The most basic way to count richness over time is with range-through diversities (divRT). This is simply just the count of taxa that was supposed to be living in an interval (assuming presence if it was found before and after it, if it is not sampled). You can plot these with:

tsplot(
  stages,
  boxes = "sys",
  boxes.col = "systemCol",
  shading = "series",
  xlim = c(250, 0),
  ylim = c(0, 300),
  ylab = "Range-through diversity"
)
lines(stages$mid, dd$divRT, lwd=2)

Note that diversity in the Cretaceous is comparable to those that corals demonstrated in the Neogene.
Now let's plot the per-capita extinction and origination plot. We can combine them by calling another line().

tsplot(
  stages,
  boxes = "sys",
  boxes.col = "systemCol",
  shading = "series",
  xlim = c(250, 0),
  ylim = c(0, 1),
  ylab = "Per-capita rate"
)
lines(stages$mid, dd$extPC, lwd=2, col = "firebrick")
lines(stages$mid, dd$oriPC, lwd=2, col = "darkgreen")
text(85, 0.8, labels = "Extinction", col = "firebrick")
text(85, 0.7, labels = "Origination", col = "darkgreen")
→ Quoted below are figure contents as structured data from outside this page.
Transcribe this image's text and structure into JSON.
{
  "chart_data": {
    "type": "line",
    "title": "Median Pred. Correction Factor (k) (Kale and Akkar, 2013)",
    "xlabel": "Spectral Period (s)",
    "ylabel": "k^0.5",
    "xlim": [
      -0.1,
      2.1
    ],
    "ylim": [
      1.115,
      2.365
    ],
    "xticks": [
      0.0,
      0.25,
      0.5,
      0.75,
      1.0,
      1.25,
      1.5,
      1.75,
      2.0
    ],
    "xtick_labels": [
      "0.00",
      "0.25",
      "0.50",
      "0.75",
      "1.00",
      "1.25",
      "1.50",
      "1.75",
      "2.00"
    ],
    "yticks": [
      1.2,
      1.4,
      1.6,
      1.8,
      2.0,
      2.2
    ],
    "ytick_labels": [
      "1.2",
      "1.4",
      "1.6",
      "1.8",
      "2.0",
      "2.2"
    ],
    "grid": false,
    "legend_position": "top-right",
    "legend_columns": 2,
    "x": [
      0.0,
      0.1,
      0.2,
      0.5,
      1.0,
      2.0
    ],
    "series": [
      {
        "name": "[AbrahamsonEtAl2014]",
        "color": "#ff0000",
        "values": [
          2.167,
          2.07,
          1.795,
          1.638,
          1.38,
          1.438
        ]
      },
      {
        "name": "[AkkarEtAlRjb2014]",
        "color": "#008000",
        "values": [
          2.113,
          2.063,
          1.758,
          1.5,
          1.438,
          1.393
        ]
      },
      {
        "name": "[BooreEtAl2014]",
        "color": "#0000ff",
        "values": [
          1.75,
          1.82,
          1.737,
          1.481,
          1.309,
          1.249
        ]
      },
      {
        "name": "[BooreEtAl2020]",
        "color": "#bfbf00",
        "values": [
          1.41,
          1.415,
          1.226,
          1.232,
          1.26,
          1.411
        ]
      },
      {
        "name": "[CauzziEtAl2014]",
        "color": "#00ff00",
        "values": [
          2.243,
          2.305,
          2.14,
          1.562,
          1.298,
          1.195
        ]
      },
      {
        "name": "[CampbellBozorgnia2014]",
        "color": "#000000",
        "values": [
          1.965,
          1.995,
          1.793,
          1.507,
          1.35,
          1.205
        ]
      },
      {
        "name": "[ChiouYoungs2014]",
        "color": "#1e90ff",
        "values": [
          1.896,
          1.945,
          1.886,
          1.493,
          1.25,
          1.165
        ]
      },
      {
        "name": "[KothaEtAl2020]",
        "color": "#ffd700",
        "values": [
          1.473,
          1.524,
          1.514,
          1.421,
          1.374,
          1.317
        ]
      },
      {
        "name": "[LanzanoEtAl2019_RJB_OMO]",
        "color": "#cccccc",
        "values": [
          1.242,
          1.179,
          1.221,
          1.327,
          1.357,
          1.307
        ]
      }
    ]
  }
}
Note that we added a legend using text(). Now it's time to play around with richness estimates. Select some variables from the function documentation and plot them on your own.

Summary

This tutorial introduced a core subset of functions of the divDyn package. We were able to calculate sampling summaries using divDyn::binstat(). As well, we calculated various diversification metrics using divDyn::divDyn(). We finally plotted both time series data using divDyn::tsplot(). Of cause, the divDyn package provides even more functions that are all crucial when working with fossil data. Until then, you can take an own look into the package and play around with it. We will look into these in an other tutorial. Until then, thank you very much for your attendance and please let us know how you find these tutorials.